Die Umrüstung des Armee-Transportfahrzeugs Duro wird fortgesetzt. Zuvor konnte der ursprüngliche Motorenlieferant die Lieferungen nicht mehr sicherstellen.

Merken
Drucken
Teilen
Erhält einen umweltfreundlicheren Motor: Der Mannaschaftstransporter Duro der Armee.

Erhält einen umweltfreundlicheren Motor: Der Mannaschaftstransporter Duro der Armee.

Keystone

(dpo) Bis Ende 2020 sollen 264 Duros mit einem neuen Motor von FPT (Fiat Powertrain Technologies) ausgeliefert werden. Dieser erfülle die umweltfreundliche Euro-6-Abgasnormen, wie das Bundesamt für Rüstung Armasuisse und die Gruppe Verteidigung des VBS am Donnerstag mitteilen.

419 Fahrzeuge, die mit dem alten Motor bereits geliefert wurden, werden sollen ab Mitte 2021 ebenfalls neue Motoren erhalten. Laut Mitteilung soll die Werterhaltung des Duro bis 2024 abgeschlossen sein.

Neuer Motor führt zu Mehrkosten

Die Umrüstung auf den neuen Motor war nötig, weil es zuvor zu Lieferschwierigkeiten gekommen ist.

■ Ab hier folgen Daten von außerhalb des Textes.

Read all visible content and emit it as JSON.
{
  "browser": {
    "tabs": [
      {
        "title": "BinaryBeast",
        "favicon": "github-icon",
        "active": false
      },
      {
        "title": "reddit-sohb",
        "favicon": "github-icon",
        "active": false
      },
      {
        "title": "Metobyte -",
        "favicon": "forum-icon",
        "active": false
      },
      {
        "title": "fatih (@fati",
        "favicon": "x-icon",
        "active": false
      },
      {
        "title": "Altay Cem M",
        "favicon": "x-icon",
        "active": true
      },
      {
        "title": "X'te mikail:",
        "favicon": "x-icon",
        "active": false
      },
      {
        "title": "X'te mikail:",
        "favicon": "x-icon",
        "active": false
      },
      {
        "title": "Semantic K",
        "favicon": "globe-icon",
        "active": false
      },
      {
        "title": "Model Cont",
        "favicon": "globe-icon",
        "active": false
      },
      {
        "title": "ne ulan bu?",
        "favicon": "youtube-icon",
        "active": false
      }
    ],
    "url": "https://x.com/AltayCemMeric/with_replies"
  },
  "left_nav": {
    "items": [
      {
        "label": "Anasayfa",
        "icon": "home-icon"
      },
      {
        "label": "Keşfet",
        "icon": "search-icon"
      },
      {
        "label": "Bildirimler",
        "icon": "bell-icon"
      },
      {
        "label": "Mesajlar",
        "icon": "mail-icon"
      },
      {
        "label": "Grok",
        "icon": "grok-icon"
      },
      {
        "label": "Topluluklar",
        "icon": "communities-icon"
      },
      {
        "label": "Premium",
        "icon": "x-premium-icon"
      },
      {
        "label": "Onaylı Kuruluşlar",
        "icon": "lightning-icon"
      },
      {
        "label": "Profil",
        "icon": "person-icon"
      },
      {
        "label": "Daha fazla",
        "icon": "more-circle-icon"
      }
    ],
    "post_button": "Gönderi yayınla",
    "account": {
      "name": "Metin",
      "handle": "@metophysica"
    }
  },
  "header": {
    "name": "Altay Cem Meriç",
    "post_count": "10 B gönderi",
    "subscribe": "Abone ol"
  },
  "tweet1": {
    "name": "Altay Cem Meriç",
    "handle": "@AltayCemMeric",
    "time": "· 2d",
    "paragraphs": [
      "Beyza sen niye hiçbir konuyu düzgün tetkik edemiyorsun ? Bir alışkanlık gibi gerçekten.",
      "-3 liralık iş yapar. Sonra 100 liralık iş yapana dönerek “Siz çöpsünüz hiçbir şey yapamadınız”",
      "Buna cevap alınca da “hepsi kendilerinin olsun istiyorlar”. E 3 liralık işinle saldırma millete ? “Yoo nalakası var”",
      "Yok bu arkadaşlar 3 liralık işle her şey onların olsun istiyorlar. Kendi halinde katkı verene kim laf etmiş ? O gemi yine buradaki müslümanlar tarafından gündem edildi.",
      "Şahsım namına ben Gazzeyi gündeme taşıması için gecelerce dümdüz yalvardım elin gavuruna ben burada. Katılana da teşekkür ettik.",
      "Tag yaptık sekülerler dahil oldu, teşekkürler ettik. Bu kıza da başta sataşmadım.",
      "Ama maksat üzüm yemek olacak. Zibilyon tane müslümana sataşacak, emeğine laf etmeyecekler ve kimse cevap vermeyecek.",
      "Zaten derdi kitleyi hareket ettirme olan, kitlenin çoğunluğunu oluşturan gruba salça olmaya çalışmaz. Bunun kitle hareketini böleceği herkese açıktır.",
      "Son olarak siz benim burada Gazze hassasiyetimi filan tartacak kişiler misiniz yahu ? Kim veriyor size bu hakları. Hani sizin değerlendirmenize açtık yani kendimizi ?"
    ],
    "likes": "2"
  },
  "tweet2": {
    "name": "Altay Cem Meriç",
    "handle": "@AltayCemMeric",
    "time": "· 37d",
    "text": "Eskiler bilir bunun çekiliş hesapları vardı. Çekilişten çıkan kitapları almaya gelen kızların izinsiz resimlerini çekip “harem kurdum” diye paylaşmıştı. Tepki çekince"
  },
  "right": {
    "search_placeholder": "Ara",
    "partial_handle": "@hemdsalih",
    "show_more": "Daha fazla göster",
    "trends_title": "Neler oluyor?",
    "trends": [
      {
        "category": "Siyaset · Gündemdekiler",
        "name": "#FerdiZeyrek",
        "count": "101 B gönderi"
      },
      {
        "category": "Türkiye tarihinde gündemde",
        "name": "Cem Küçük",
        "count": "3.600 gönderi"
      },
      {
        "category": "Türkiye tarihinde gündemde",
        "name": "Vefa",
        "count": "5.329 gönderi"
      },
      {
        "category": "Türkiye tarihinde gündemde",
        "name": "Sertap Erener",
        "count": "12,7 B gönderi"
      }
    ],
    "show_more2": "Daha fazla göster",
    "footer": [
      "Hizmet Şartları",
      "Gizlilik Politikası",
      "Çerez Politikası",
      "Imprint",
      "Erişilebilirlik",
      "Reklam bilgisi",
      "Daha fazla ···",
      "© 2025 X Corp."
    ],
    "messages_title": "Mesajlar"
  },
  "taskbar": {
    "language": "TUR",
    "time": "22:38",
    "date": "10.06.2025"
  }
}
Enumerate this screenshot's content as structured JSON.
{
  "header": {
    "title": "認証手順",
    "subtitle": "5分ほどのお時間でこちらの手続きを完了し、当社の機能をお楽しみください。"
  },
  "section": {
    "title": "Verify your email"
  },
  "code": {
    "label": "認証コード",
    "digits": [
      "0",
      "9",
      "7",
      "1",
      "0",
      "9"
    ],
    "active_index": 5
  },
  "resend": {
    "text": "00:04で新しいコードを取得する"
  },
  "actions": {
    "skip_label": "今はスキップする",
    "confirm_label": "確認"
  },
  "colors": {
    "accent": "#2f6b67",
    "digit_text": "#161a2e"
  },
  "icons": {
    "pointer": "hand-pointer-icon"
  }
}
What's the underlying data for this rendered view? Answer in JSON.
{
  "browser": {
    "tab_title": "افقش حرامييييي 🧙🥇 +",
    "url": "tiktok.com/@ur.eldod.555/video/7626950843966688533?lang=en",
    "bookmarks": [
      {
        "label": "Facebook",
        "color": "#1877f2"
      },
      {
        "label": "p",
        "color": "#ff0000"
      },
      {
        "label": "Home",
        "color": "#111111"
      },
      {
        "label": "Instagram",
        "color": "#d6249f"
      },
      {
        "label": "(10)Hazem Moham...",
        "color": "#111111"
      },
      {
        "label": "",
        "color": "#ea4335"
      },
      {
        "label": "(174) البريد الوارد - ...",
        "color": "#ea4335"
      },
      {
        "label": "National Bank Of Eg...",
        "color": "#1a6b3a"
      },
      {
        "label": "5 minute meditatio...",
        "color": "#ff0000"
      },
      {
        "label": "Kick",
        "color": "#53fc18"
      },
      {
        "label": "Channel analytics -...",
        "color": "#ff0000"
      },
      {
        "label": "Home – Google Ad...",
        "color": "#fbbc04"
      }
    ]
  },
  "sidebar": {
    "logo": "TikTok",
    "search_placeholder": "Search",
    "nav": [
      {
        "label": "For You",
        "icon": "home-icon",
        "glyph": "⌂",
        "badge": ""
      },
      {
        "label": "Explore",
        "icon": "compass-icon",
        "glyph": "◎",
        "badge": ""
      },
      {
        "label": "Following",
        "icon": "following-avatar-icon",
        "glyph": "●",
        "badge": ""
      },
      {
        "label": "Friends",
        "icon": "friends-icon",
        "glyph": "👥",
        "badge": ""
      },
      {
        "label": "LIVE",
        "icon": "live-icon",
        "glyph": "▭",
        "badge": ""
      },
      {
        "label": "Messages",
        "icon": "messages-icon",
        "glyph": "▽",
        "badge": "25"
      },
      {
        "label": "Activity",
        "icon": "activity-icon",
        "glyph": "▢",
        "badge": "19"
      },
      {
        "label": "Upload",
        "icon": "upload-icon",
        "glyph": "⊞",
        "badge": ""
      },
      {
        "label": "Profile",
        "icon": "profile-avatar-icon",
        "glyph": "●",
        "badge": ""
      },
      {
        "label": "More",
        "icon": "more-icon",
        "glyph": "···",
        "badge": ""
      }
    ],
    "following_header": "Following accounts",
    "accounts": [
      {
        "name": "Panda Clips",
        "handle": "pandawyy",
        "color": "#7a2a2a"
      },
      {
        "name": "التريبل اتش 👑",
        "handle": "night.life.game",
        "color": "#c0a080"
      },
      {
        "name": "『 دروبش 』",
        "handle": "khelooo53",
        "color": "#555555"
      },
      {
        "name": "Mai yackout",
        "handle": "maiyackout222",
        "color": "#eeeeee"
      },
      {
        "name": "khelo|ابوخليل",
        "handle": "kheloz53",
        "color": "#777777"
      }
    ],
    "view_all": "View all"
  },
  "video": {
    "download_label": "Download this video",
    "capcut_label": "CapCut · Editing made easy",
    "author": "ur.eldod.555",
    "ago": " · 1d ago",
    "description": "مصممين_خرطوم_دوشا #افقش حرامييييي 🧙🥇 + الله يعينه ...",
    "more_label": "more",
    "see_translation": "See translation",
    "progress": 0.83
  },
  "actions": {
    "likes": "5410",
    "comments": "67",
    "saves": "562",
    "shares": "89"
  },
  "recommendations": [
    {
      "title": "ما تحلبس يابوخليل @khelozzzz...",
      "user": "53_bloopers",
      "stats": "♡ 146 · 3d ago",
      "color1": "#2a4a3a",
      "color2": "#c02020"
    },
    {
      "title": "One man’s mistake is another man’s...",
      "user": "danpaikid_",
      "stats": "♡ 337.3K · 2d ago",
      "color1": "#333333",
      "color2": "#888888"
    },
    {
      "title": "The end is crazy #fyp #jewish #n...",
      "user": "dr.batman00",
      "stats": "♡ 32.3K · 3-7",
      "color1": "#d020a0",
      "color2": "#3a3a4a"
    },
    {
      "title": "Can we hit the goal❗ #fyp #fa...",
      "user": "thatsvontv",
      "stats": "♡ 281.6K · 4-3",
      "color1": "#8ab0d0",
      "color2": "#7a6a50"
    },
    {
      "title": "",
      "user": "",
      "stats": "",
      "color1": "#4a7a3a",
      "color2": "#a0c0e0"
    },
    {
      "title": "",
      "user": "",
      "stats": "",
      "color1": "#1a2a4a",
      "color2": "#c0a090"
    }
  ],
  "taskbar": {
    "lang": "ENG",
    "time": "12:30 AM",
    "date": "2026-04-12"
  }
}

Ende 2018 hatte der Generalunternehmer GDELS-Mowag dem Bundesamt für Rüstung mitgeteilt, dass es ein gerichtliches Sanierungsverfahren beantragt hat. Die Motorenlieferungen für den Werterhalt des Duro waren nicht mehr sichergestellt.

Daraufhin hat GDELS-Mowag vorgeschlagen, die Mannschaftstransporter mit einem anderen Motor auszurüsten. Dieser Entscheid werde zu Mehrkosten führen, teilt Armasuisse mit, doch ökologische Vorteile überwogen die finanziellen Aspekte. Zudem fingen der vom Parlament bewilligte Verpflichtungskredit die Mehrkosten auf.